E alla fine James arriva al punto, con la forza di una politica esperta e la risolutezza della sua età: “Mentre cerchiamo di costruire la nostra economia e renderla sufficientemente solida, dobbiamo ancora mitigare ciò che gli altri paesi ci stanno facendo. L’energia rinnovabile per noi è uno dei modi in cui possiamo garantire la nostra sicurezza, è uno dei modi con i quali possiamo trasformare i piccoli stati insulari in via di sviluppo; per alcuni di noi sono davvero importanti, fino al 30-40% del nostro PIL.” La Ministra sottolinea anche che se avesse la possibilità di “aggiustare i nostri sistemi energetici e trasformarli in forniture energetiche economicamente vantaggiose, allora credo che questo potrebbe contemporaneamente rafforzare la nostra sicurezza contro le forniture e i prezzi shock. Potremmo contribuire a modo nostro agli sforzi di globalizzazione e –conclude- darci l’opportunità di costruire una sorta di resilienza economica e di sistema che ci consentirebbe di adattarci agli impatti climatici previsti. Parliamo troppo, alla fine di COP28 serve azione”.

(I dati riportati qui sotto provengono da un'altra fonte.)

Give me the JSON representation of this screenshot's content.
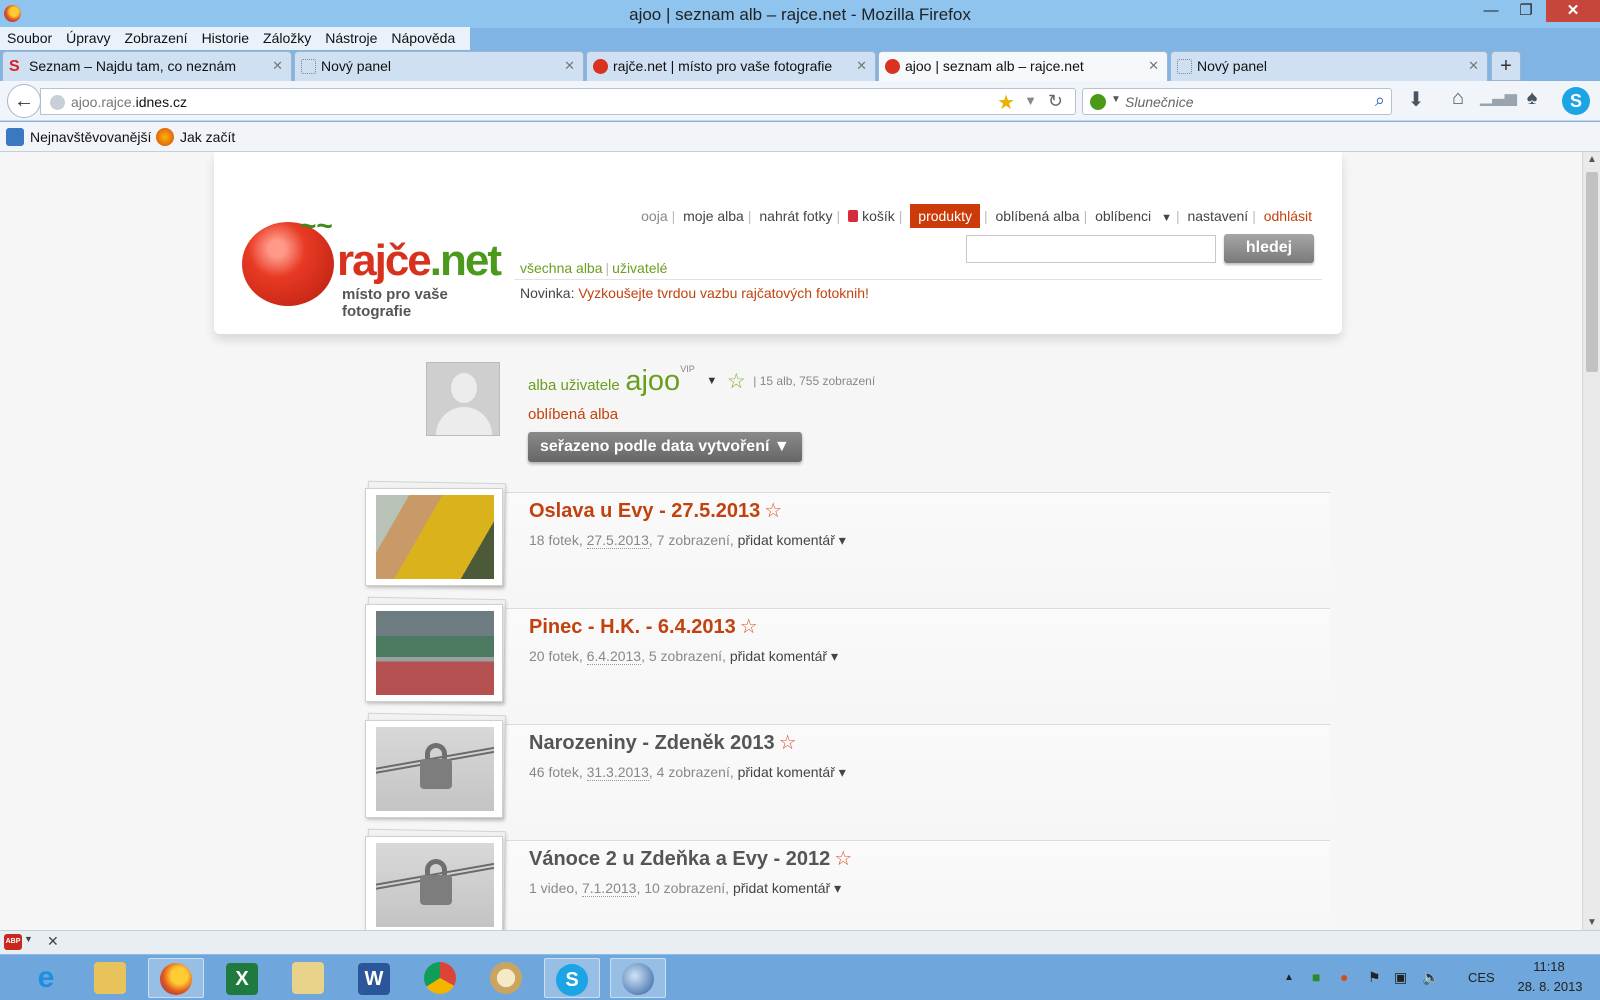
{
  "window": {
    "title": "ajoo | seznam alb – rajce.net - Mozilla Firefox"
  },
  "menu": [
    "Soubor",
    "Úpravy",
    "Zobrazení",
    "Historie",
    "Záložky",
    "Nástroje",
    "Nápověda"
  ],
  "tabs": [
    {
      "label": "Seznam – Najdu tam, co neznám",
      "icon": "seznam-icon"
    },
    {
      "label": "Nový panel",
      "icon": "blank-page-icon"
    },
    {
      "label": "rajče.net | místo pro vaše fotografie",
      "icon": "tomato-icon"
    },
    {
      "label": "ajoo | seznam alb – rajce.net",
      "icon": "tomato-icon",
      "active": true
    },
    {
      "label": "Nový panel",
      "icon": "blank-page-icon"
    }
  ],
  "nav": {
    "url_prefix": "ajoo.rajce.",
    "url_domain": "idnes.cz",
    "search_placeholder": "Slunečnice"
  },
  "bookmarks": [
    {
      "label": "Nejnavštěvovanější",
      "icon": "most-visited-icon"
    },
    {
      "label": "Jak začít",
      "icon": "firefox-icon"
    }
  ],
  "site": {
    "brand_main": "rajče",
    "brand_tld": ".net",
    "tagline": "místo pro vaše fotografie",
    "topnav": {
      "user": "ooja",
      "my_albums": "moje alba",
      "upload": "nahrát fotky",
      "cart": "košík",
      "products": "produkty",
      "fav_albums": "oblíbená alba",
      "favourites": "oblíbenci",
      "settings": "nastavení",
      "logout": "odhlásit"
    },
    "search_button": "hledej",
    "subnav": {
      "all_albums": "všechna alba",
      "users": "uživatelé"
    },
    "news_label": "Novinka:",
    "news_text": "Vyzkoušejte tvrdou vazbu rajčatových fotoknih!",
    "accent": "#c2420e",
    "green": "#6a9e1f"
  },
  "profile": {
    "prefix": "alba uživatele",
    "username": "ajoo",
    "badge": "VIP",
    "stats": "15 alb, 755 zobrazení",
    "fav_albums": "oblíbená alba",
    "sort_label": "seřazeno podle data vytvoření ▼"
  },
  "albums": [
    {
      "title": "Oslava u Evy - 27.5.2013",
      "count": "18 fotek,",
      "date": "27.5.2013",
      "views": ", 7 zobrazení,",
      "comment": "přidat komentář ▾",
      "locked": false
    },
    {
      "title": "Pinec - H.K. - 6.4.2013",
      "count": "20 fotek,",
      "date": "6.4.2013",
      "views": ", 5 zobrazení,",
      "comment": "přidat komentář ▾",
      "locked": false
    },
    {
      "title": "Narozeniny - Zdeněk 2013",
      "count": "46 fotek,",
      "date": "31.3.2013",
      "views": ", 4 zobrazení,",
      "comment": "přidat komentář ▾",
      "locked": true
    },
    {
      "title": "Vánoce 2 u Zdeňka a Evy - 2012",
      "count": "1 video,",
      "date": "7.1.2013",
      "views": ", 10 zobrazení,",
      "comment": "přidat komentář ▾",
      "locked": true
    }
  ],
  "addon": {
    "abp_label": "ABP"
  },
  "taskbar": {
    "apps": [
      "internet-explorer-icon",
      "file-explorer-icon",
      "firefox-icon",
      "excel-icon",
      "outlook-icon",
      "word-icon",
      "chrome-icon",
      "paint-icon",
      "skype-icon",
      "thunderbird-icon"
    ],
    "lang": "CES",
    "time": "11:18",
    "date": "28. 8. 2013"
  }
}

Bahodur Sheralizoda, Presidente del Comitato per la Protezione Ambientale della Repubblica del Tagikistan ha illustrato come il 98% del mix energetico del paese provenga dalle centrali idroelettriche e, con il potenziale eccesso dell’energia generata, esporta energia pulita verso i paesi vicini  grazie ai progetti in corso come il sistema di rete unificata dell’Asia centrale.

Il paese ha un’elevata vulnerabilità ai cambiamenti climatici, con bassa capacità di adattamento, illustra Sheralizoda: “Abbiamo tra le emissioni più basse a livello globale, buoni indicatori in termini di generazione di energia, ma  -evidenzia- stiamo affrontando un aumento di molti disastri indotti dal clima, come le frane più frequenti, l’aumento della temperatura e lo spostamento delle precipitazioni che colpiscono circa il 70% della popolazione la cui vita dipende dall’agricoltura e anche dai ghiacciai che sono molto importanti e abbondanti risorse in Tagikistan. Esecondo le stime la nostra perdita economica causata dalle malattie indotte dal clima è circa il 50% entro il 2030.” Secondo l’esponente asiatico “il Tagikistan si sta dimostrando molto proattivo in termini di rispetto dei propri impegni o di presentazione del proprio contributo nazionale, con obiettivi ambiziosi di mitigazione e adattamento. Almeno il 10% del PIL del paese, sarà necessario per finanziare tutte le misure condizionate e incondizionate identificate.” Infine, ha evidenziato che il paese “utilizzerà le proprie risorse per azioni di mitigazione incondizionate del NDC, tuttavia la disponibilità di fonti nazionali ha subito un impatto significativo a causa della pandemia di Covid-19”.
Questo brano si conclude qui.